Bence Batı dış siyasetini ve Batı askeri müdahaleciliğini eleştirenler, bu araçların Batılı büyük şirketlerin ve Batı sermayesinin hizmetinde olduğunun her vakit idrakindelerdi. Bence uzun bir müddettir durum bu türlü ve aslında tarihin büyük bir kısmında de durumun bu türlü olduğu söylenebilir. Bence ulusal ordular her vakit sermayenin hizmetinde olmuştur ve şu anda şahit olduğumuz şeyin yeni bir senaryo olduğunu söyleyebilirim. Amerika’nın Rusya ve hatta Çin üzerindeki stratejisine baktığımızda, bu siyasetlerin Batı iş dünyasına nasıl yarar sağladığı nitekim açık değil. Bir vakitler epey büyük bir pazar olan Rusya pazarından neredeyse tüm Batılı şirketler nasıl çıkıyor? Ve bu nasıl Batılı şirketlerin faydasına oluyor? Rusya’yla bağları koparmak nasıl onların çıkarına oluyor? Elbette Amerikan iktisadının güç bölümü üzere birtakım özel bölümlerinin çıkarına. Ancak katiyen Batı sermayesinin ve hatta Amerikan sermayesinin genel çıkarlarına hizmet etmiyor. Çin’le yaşananlarla birlikte, Amerika’nın kendisini izole etmek ve Çin’den koparmak için yıllardır inşa ettiği global ticaret sistemini nasıl yok ettiği daha da açık hale geliyor.
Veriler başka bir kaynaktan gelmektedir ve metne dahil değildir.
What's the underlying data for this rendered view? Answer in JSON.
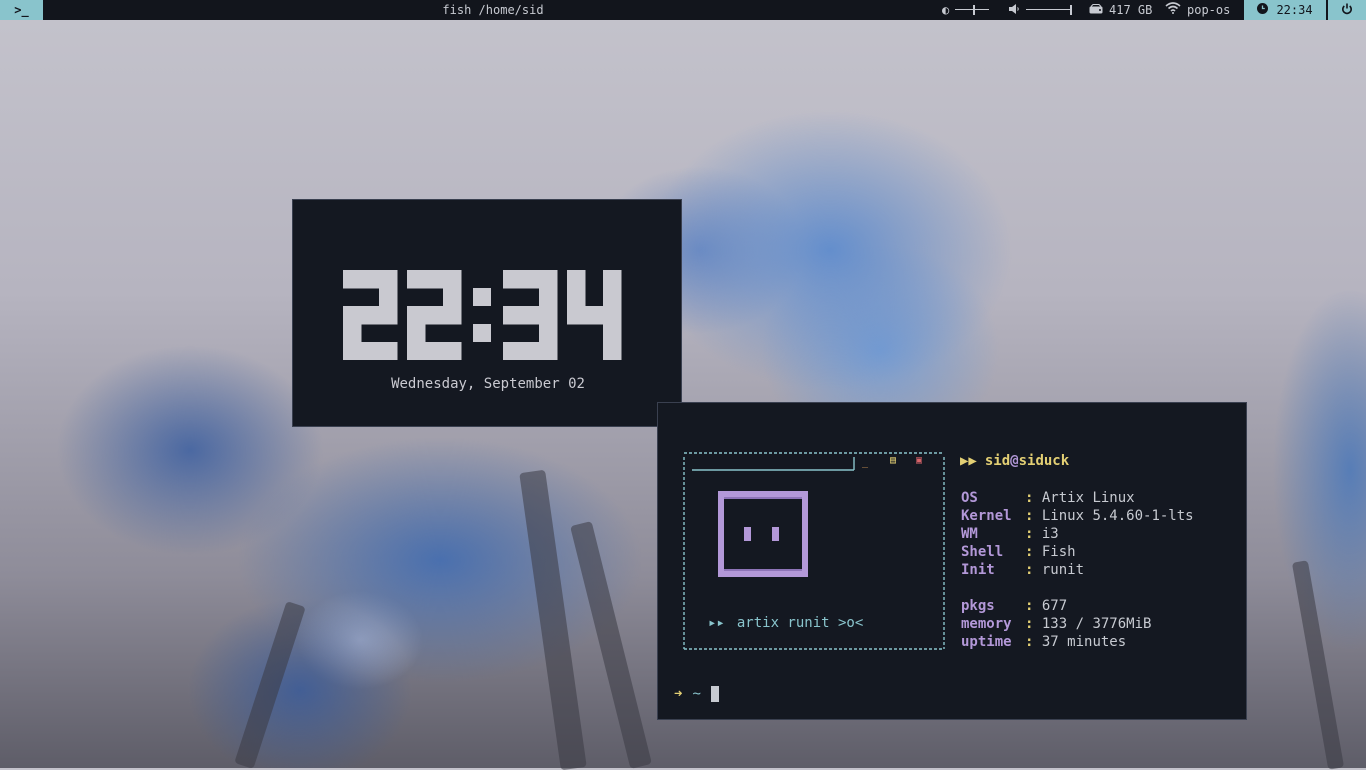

Bu genel olarak Amerikalı ya da Batılı şirketlerin çıkarları için nasıl yararlı olabilir? Bu hiç net değil, zira o denli değil. Hatta kapitalizmin açılma eğiliminde olduğu tam manasıyla kapitalist bir mantığı bile takip etmiyor üzere görünüyor. Yeni pazarlar kaynaklara, pazarlara ve tüketicilere erişimin önünü açar. Mevcut Amerikan stratejisi ise tam aykırısı tarafta ilerliyor. Ve hakikaten de birkaç muhakkak kesim dışında öbür hiçbir bölüme hizmet etmiyor üzere görünüyor, fakat temel olarak bir bölüme, neredeyse bir toplumsal sınıf olarak isimlendirilebilecek bir bölüme, yani askeri-endüstriyel toplumsal sınıfa hizmet ediyor.
Bu yalnızca savunma şirketleri değil, birebir vakitte askeri ve istihbarat kesimleri etrafında dönen tüm sivil ve devlet aygıtları. Artık bahsettiğimiz şey devasa bir kompleks. Çok büyük ve her zamankinden daha güçlü. Eisenhower 60’lı yıllarda askeri-endüstriyel komplekse karşı ikazda bulunduğunda, askeri-endüstriyel kompleks mutlaka bugün olduğundan daha küçüktü. Ve bugün Amerika’nın stratejisine baktığımızda, bunun askeri-endüstriyel kompleks olduğu görülüyor. Politikayı sahiden yönlendiren bu askeri sınıf. Ve siyaset esasen “sonsuza kadar savaş”. Bu daima bir savaş, zira askeri sınıfın hayatta kalması için buna muhtaçlığı var. Hasebiyle bence çok tehlikeli bir durumdayız. Batı kapitalizmi bu canavarı yarattı, fakat bu canavar artık yaratıcılarının denetiminden çıktı ve artık kendi başına bir hayat ve irade kazandı. Aslında yaratıcısını kendisine bağımlı kıldı. Ve aslında, bence şu anda Amerika’da ve bir dereceye kadar Avrupa’da gördüğümüz en farklı gelişmelerden biri, kapitalist sınıfın birçok ile askeri sınıf ortasındaki bu büyüyen çatışma. Bunu, daha evvel de belirttiğim üzere, en büyük direnişin Amerikan ve Batılı şirketlerden geldiği Çin’de çok net bir formda görüyoruz. Yani, burada sahiden bir çatışma var. Bir yanda tertipten açıkça yarar sağlayacak olan ve kar etmek için muhakkak ölçüde sistem ve barışa gereksinim duyan kapitalistler var. Öbür yanda ise kaos, istikrarsızlık ve savaştan, savaşın kendisinden olmasa bile en azından daima savaş hazırlığından kar eden askeri sınıf var. Münasebetiyle, makalede de yazdığım üzere, bir yanda üretim araçlarının sahipleri ile öbür yanda yıkım araçlarının sahipleri ortasında yeni bir çeşit tarihi sınıf çabasına tanıklık ediyor olabiliriz.